At least it’s only the web server that locks up, the d-link keeps forwarding packets.

So what are the choices?
1. Restart the d-link every hour - impractical
2. Rewrite script to use http://dynamic.zoneedit.com/checkip.html - works, but not very elegant
3. Turn off the d-link and bring the PPPoE tunnel all the way to my Linux box

Stay tuned.

VZ installed a d-link DI-604 “Broadband router” in between my home network and the ONT on the side of the house. The d-link’s job is setting up the PPPoE connection back to Verizon, NAT, and firewalling. Verizon uses dynamic IP addressing for public IP addresses, and rumour has it that they reassign IP addresses frequently - but the d-link hides these changes.

(Apparently there are some specialized diagnostic tests the d-link knows how to run as well. It appears to be running a custom firmware load, with a version number that doesn’t appear on d-link’s support site. And when I tried to upgrade its firmware, the d-link rejected the new version.)

I want to know my public IP address so I can access my home computer from work or other places. (I use zoneedit.com to maintain an Internet-visible domain name.) The d-link makes this hard! I have used ddclient for this job in the past - basically it connects to the embedded web server on the d-link (or similar devices), and scrapes the IP address out of the web pages. (We used to use this kludge to interface then-modern computers to IBM mainframes - I guess old kludges never die.)

Unfortunately, ddclient only understands “basic” HTML authentication, and the d-link wants “digest” authentication. (Basic is pretty insecure, and Digest uses MD5 hashes which are much better.
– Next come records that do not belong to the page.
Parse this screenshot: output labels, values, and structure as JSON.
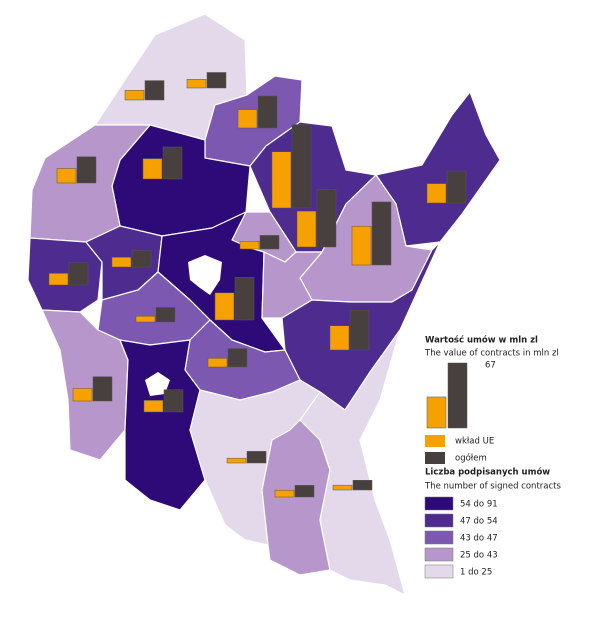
{
  "chart_data": {
    "type": "map",
    "legend": {
      "title": "Wartość umów w mln zl",
      "subtitle": "The value of contracts in mln zl",
      "reference_eu": 32,
      "reference_total": 67,
      "eu_label": "wkład UE",
      "total_label": "ogółem",
      "eu_color": "#f7a100",
      "total_color": "#48403f"
    },
    "classes_title": "Liczba podpisanych umów",
    "classes_subtitle": "The number of signed contracts",
    "classes": [
      {
        "label": "54 do 91",
        "color": "#2d0a78"
      },
      {
        "label": "47 do 54",
        "color": "#4d2b8f"
      },
      {
        "label": "43 do 47",
        "color": "#7c58b0"
      },
      {
        "label": "25 do 43",
        "color": "#b796cc"
      },
      {
        "label": "1 do 25",
        "color": "#e4d9eb"
      }
    ],
    "bars": [
      {
        "eu": 10,
        "total": 20
      },
      {
        "eu": 9,
        "total": 16
      },
      {
        "eu": 19,
        "total": 33
      },
      {
        "eu": 58,
        "total": 86
      },
      {
        "eu": 15,
        "total": 27
      },
      {
        "eu": 21,
        "total": 33
      },
      {
        "eu": 20,
        "total": 33
      },
      {
        "eu": 37,
        "total": 59
      },
      {
        "eu": 40,
        "total": 65
      },
      {
        "eu": 8,
        "total": 14
      },
      {
        "eu": 10,
        "total": 17
      },
      {
        "eu": 12,
        "total": 23
      },
      {
        "eu": 28,
        "total": 44
      },
      {
        "eu": 6,
        "total": 15
      },
      {
        "eu": 25,
        "total": 41
      },
      {
        "eu": 9,
        "total": 19
      },
      {
        "eu": 13,
        "total": 25
      },
      {
        "eu": 12,
        "total": 23
      },
      {
        "eu": 5,
        "total": 12
      },
      {
        "eu": 7,
        "total": 12
      },
      {
        "eu": 5,
        "total": 10
      }
    ]
  }
}
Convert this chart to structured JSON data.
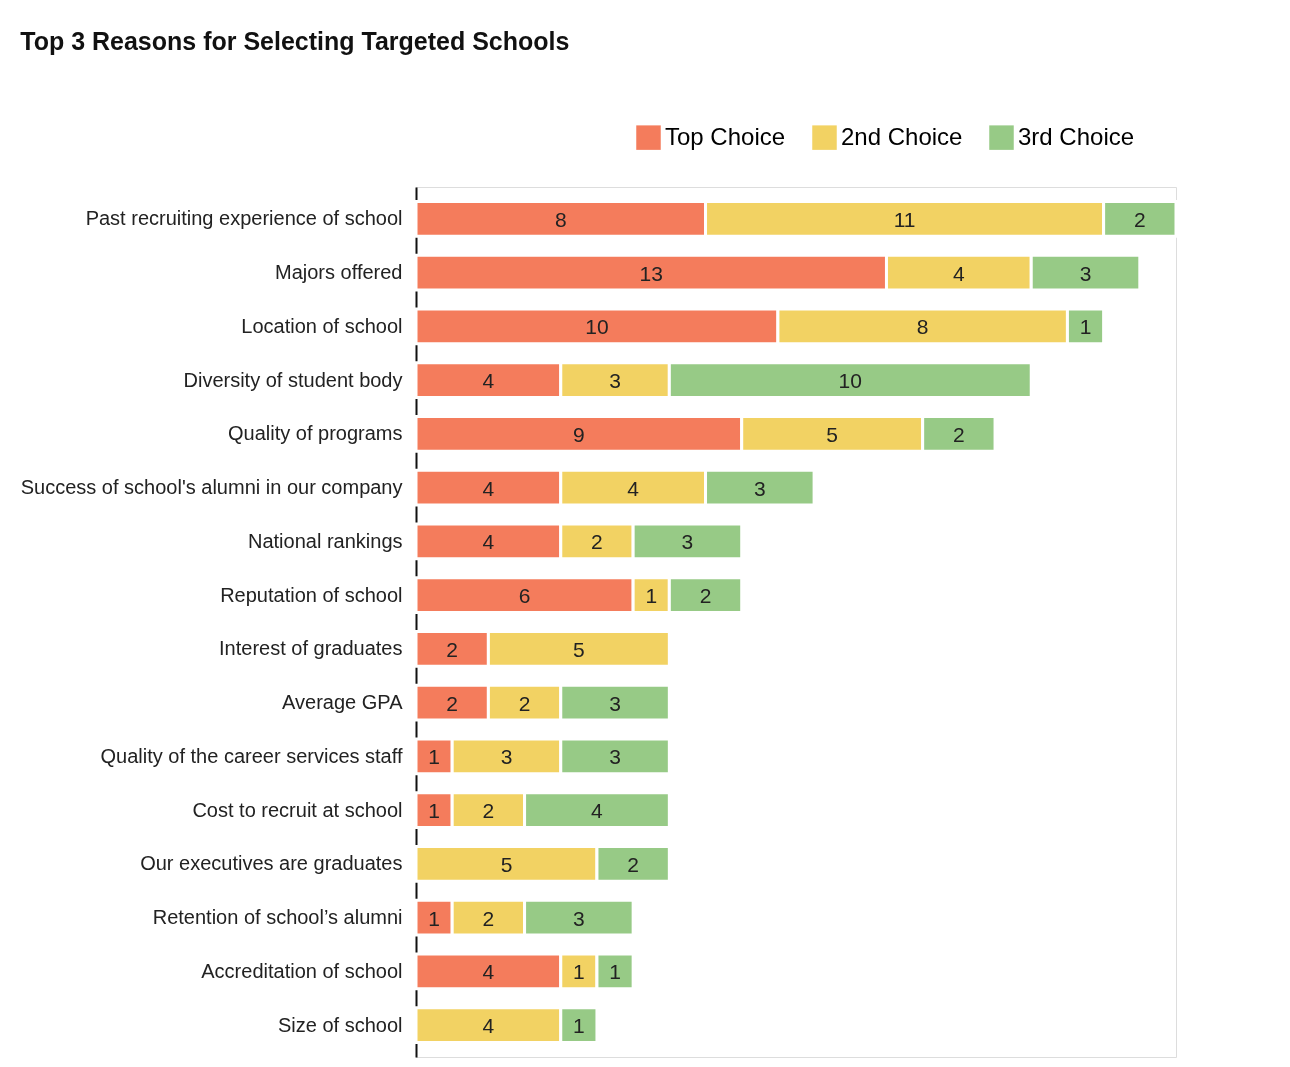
{
  "chart_data": {
    "type": "bar",
    "orientation": "horizontal",
    "stacked": true,
    "data_labels": true,
    "legend": "top right",
    "grid": false,
    "title": "Top 3 Reasons for Selecting Targeted Schools",
    "categories": [
      "Past recruiting experience of school",
      "Majors offered",
      "Location of school",
      "Diversity of student body",
      "Quality of programs",
      "Success of school's alumni in our company",
      "National rankings",
      "Reputation of school",
      "Interest of graduates",
      "Average GPA",
      "Quality of the career services staff",
      "Cost to recruit at school",
      "Our executives are graduates",
      "Retention of school’s alumni",
      "Accreditation of school",
      "Size of school"
    ],
    "series": [
      {
        "name": "Top Choice",
        "color": "#f47c5c",
        "values": [
          8,
          13,
          10,
          4,
          9,
          4,
          4,
          6,
          2,
          2,
          1,
          1,
          null,
          1,
          4,
          null
        ]
      },
      {
        "name": "2nd Choice",
        "color": "#f2d263",
        "values": [
          11,
          4,
          8,
          3,
          5,
          4,
          2,
          1,
          5,
          2,
          3,
          2,
          5,
          2,
          1,
          4
        ]
      },
      {
        "name": "3rd Choice",
        "color": "#97ca86",
        "values": [
          2,
          3,
          1,
          10,
          2,
          3,
          3,
          2,
          null,
          3,
          3,
          4,
          2,
          3,
          1,
          1
        ]
      }
    ]
  }
}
But all of this is already hidden behind the d-link’s own firewall, so who cares?) In fact, d-link is very picky about its digest authentication - it would talk to firefox and curl, but not lynx, links, or wget, all of which support digest authentication.

So here’s the snippet that works - for a while:

curl -f -s --digest --connect-timeout 10 --interface eth0 -u admin:password http://192.168.0.1/st_devic.html |
egrep '^[0-9]?[0-9]?[0-9]\.[0-9]?[0-9]?[0-9]\.[0-9]?[0-9]?[0-9]\.[0-9]?[0-9]?[0-9]‘ |
head -n 3 | tail -n 1 | tr -d ‘[:space:]‘

But see the next entry.

The VZ tech who installed my FiOS had his own procedures for speed-testing and speed-tuning, according to him the sites that VZ runs for the purpose give terrible results so none of the service techs use them. (They’re still targeted at DSL, not FiOS speeds.)

He recommended Speakeasy.net’s speed test - Speakeasy has done a very nice job as usual, too bad I can’t get FiOS speeds (and prices) from them - and also http://miranda.ctd.anl.gov:7123/for more repeatable numbers. My Linux box showed near 15M downloads and 1.8M uploads right off the bat, not bad for a 15M/2M service.

The web site he used for tuning Windows downloaded an app that set a bunch of Registry settings. This worked fine (IBM Thinkpad T42, Windows XP) - and anyway if it blew up, my work IT guy would have to fix it! So I didn’t save this URL.

The Apple iBook was a little out of his league, however. He had a CD-R with a collection of tools, one of which was an ethernet driver update, which he thought would do the trick. Only problem is that my iBook already had a newer Ethernet driver! So I let him leave at this point, and did my own research. I’ll post the iBook settings later.